Americans certainly aren't strangers to student debt. The average Class of 2016 graduate came away $37,172 in the hole, up 6% from the previous year, and across all age groups, Americans owe close to $1.3 trillion in total outstanding loans. But it's not just 20- and 30-somethings who continue to walk around saddled with student debt. According to a new report from the Government Accountability Office, the number of people 60 and over with student debt jumped from 700,000 back in 2005 to 2.8 million in 2015.

Not only do more older Americans continue to carry debt, but they owe more money than they did a decade prior. Among borrowers 60 and over, the average amount of student debt almost doubled from $12,100 back in 2005 to $23,500 in 2015. All in all, Americans 60 and older owe an estimated $66.7 billion in outstanding student loan debt, and while many seniors struggle to consistently make those payments, those who don't manage to keep up could face an unexpected penalty: reduced Social Security benefits.

Senior citizens worried about bills

Image source: Getty Images.

The consequences of unpaid student loans

Student loans are among the toughest type of debt to shake. Unlike other forms of debt, student loans can't typically be discharged in bankruptcy. But failing to make student loan payments won't just damage your credit; it could also impact your Social Security benefits.

In 2015, an estimated 173,000 Americans had their benefits reduced as a result of having defaulted on their student loans. Back in 2002, only 36,000 Americans were similarly penalized. In fact, over the past decade, a good 67,000 seniors have had their Social Security payments garnished to the point where they've ended up well below the poverty line.

Part of the problem stems from the fact that the threshold for Social Security garnishments, which was set in 1998, has not since been adjusted for inflation. Given that Social Security serves as the sole source of income for roughly 25% of seniors 65 and older, having benefits garnished is a dangerous repercussion to face. Raising that threshold could prevent countless seniors from meeting a similar fate going forward, but without Congress stepping in, that's not likely to happen.

To add a bit of insult to injury, garnishing Social Security payments has proven to be rather ineffective in collecting outstanding student debt. Over 33% of older Americans were found to remain in default on their student loans even after two years of reduced benefits. But until another solution is found, seniors who can't pay their student debt will continue to face the very frightening prospect of garnishment.

Borrow smartly and pay on time

While older borrowers have fewer options for changing their circumstances, younger borrowers would be wise to learn from their senior counterparts. First, the obvious: The less money you borrow to finance an education, the easier it'll be to keep up with student loan payments over time. For some students, this might mean deferring enrollment for a year or two in order to work, save, and pay some of those tuition expenses up front rather than borrow the bulk. For others, it might mean opting for in-state public or community college rather than springing for private institutions.

For the 2016-2017 school year, tuition alone at a private college cost $33,480. Tuition for public in-state college, meanwhile, was just $9,650 on average -- still a lot of money, but far less than what the typical private school charged.
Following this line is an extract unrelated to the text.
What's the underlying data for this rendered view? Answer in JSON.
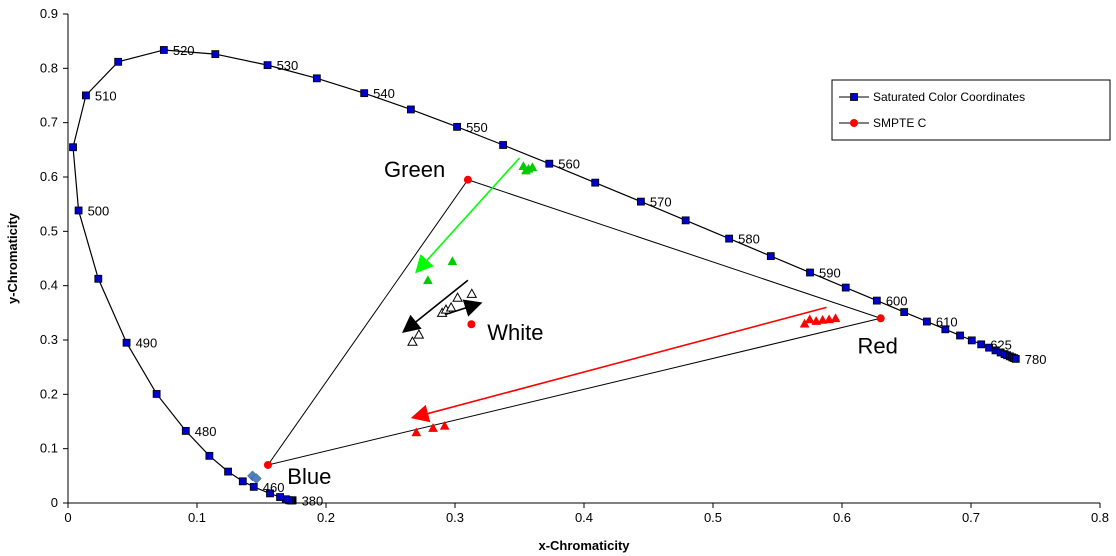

Choosing a public college over a private one could effectively shave over $95,000 off the cost of an education, and that doesn't even take room and board into account.

Finally, aim to limit your borrowing to federal loans only. Private lenders are notorious for imposing high interest rates, and they offer little flexibility with regard to repayment. Federal loans, on the other hand, come with fixed, pre-established rates, and if you encounter a financial hardship, you can often qualify for some sort of forbearance or deferment.

No matter what borrowing strategy you implement, the key is to be aware of the repercussions of long-term student debt. Those who fail to pay off their loans earlier in life risk running into financial trouble at a time when they're already vulnerable. So if you're thinking of taking on a mountain debt to finance your education, let this be a warning: Those payments might follow you all the way into retirement, and once that happens, you'll be compromising your financial security in more ways than one.